Steve doesn't answer. He's still on the bank, subdued by the weight of the past. He was just two years old when his father was killed, and after the tragedy he began to speak with a stutter. He was never told the details of the accident, only over and over that his father had died a hero. As he grew up, he was determined to escape the ghosts in his family. At 19, he went off to Chico State. There, he met Marcie, and they married in 1994. Now they live together with their two young children, Sarah and Owen, in Sacramento, where he's been teaching for ten years. But a few years ago, just past the age his father died, Steve realized he needed to find out exactly what happened on the Sespe and what kind of man Chester Larson really had been—and how the rescue his father attempted had ended in so much death.
After a while, Steve wades in and starts to wander alone among the dark boulders. The malign potential of the creek is hard to grasp. In fact, the only hint that the Sespe is capable of violence is the flood debris that necklaces the trees lining its banks. This is the first time he's ever been here.
Every year, people fall off rock faces, drown in rivers and lakes, succumb to exposure, and are broken or suffocated by avalanches. You almost never hear about these tragedies, unless they happen on Mount Everest or catch the attention of the cable-news beast. But these invisible disasters are searing nonetheless. They almost always involve moments of nobility and courage and heartbreaking miscalculation. They snuff out promising lives and heap sadness, guilt, and unanswered questions on the families and friends left behind. Nature unleashed—a howling storm, a flash flood, a blizzard—has elements of divinity and drama that expose perfectly the frailty and flaws of human nature.

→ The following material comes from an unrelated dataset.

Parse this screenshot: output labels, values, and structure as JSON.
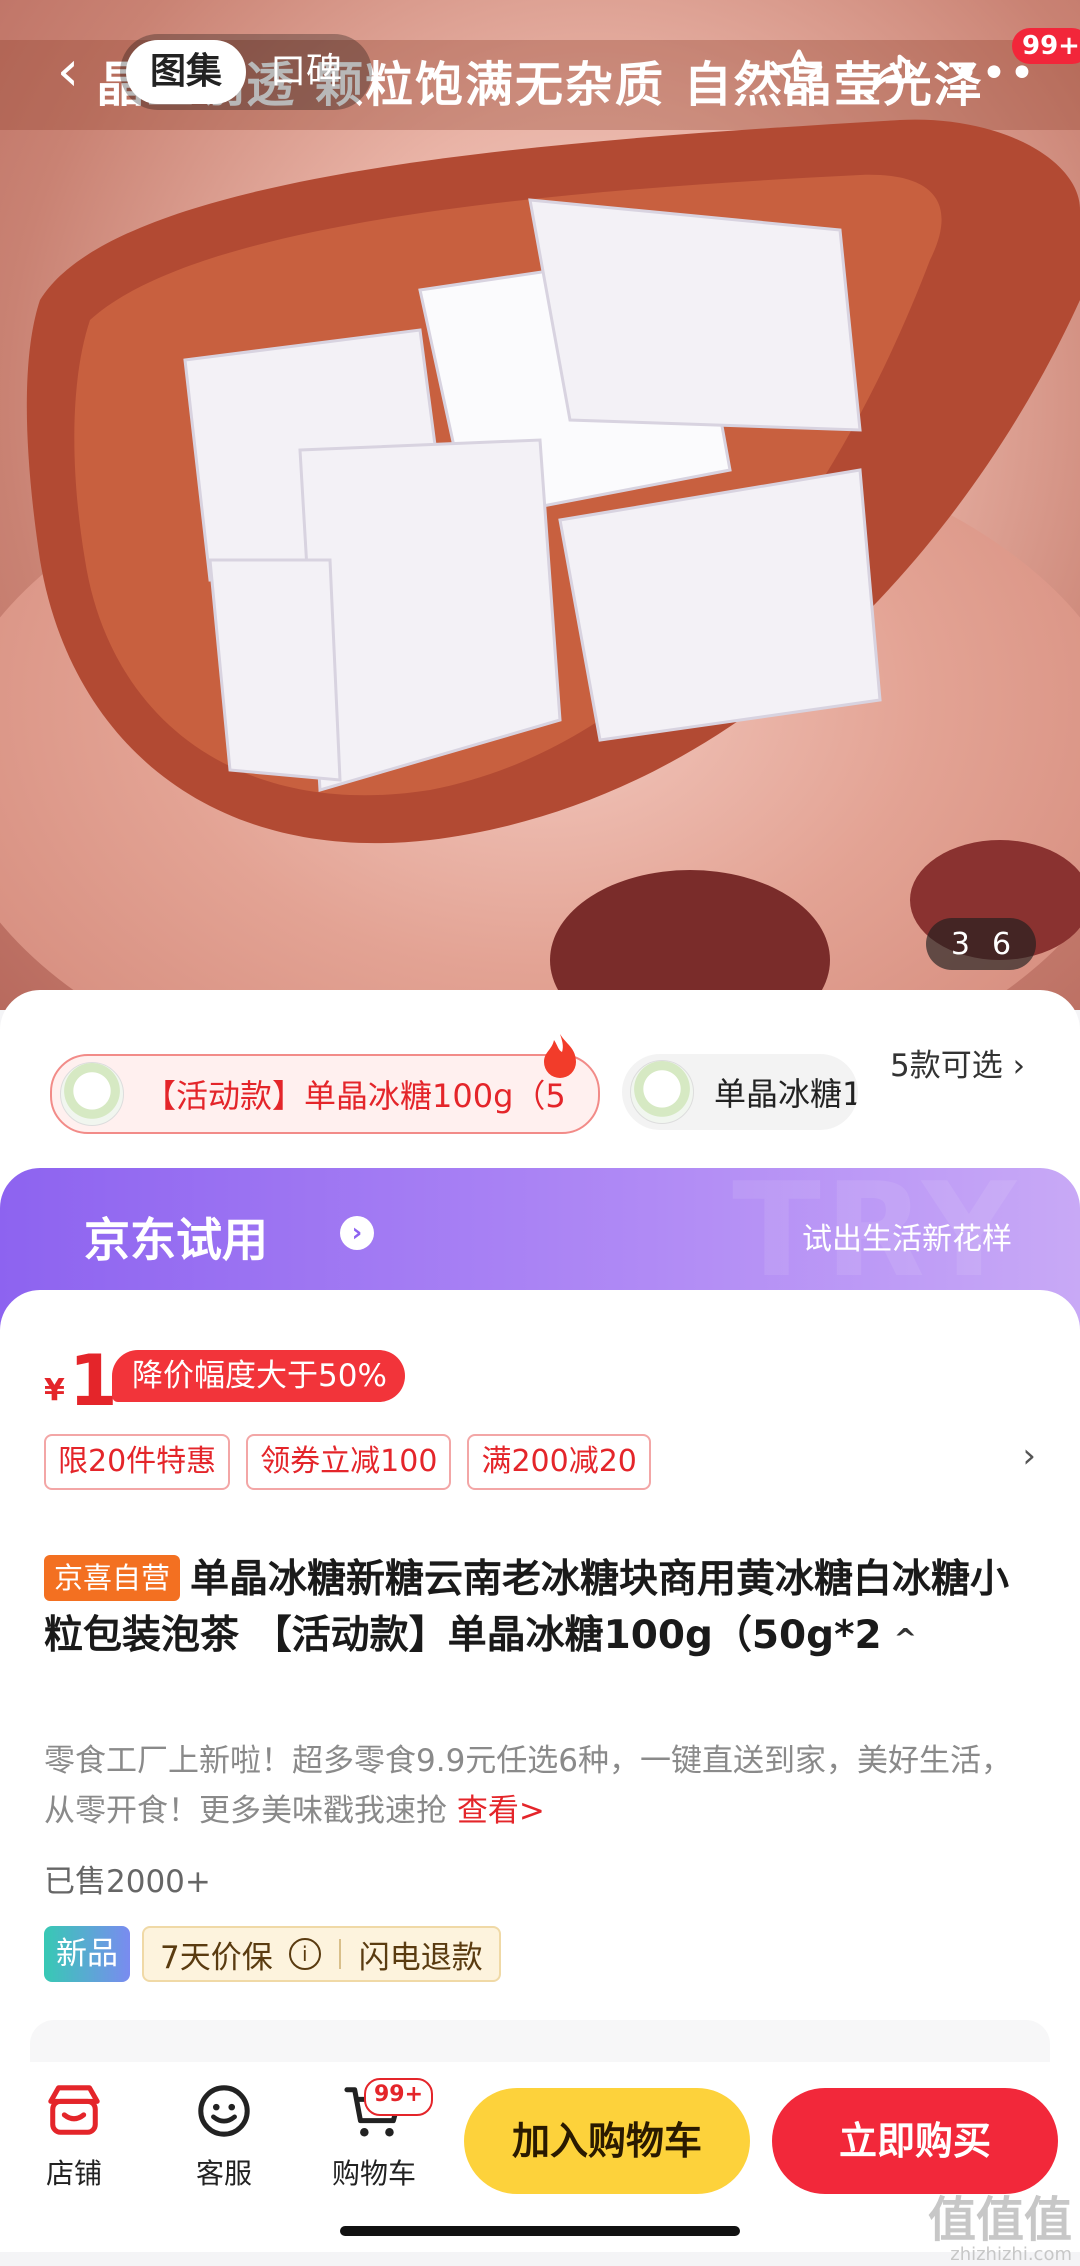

What's the half-life of tragedy in the wild? In the case of the Sespe, I discover, the pain still runs hot through the lives of everyone involved. Steve is struggling over his feelings about the father he never knew. The families who lost children still experience a corrosive legacy of sorrow and anger. And the lone survivor of the accident continues to battle the agonizing sense that he somehow could have done more.
"It's like cancer. We have cancer," says Debra Cassol, 57, who was 18 when the Sespe killed her two younger brothers, Bobby and Ronny. "Sometimes we get a little remission and we're not so sick. But then it always comes back. It always comes back."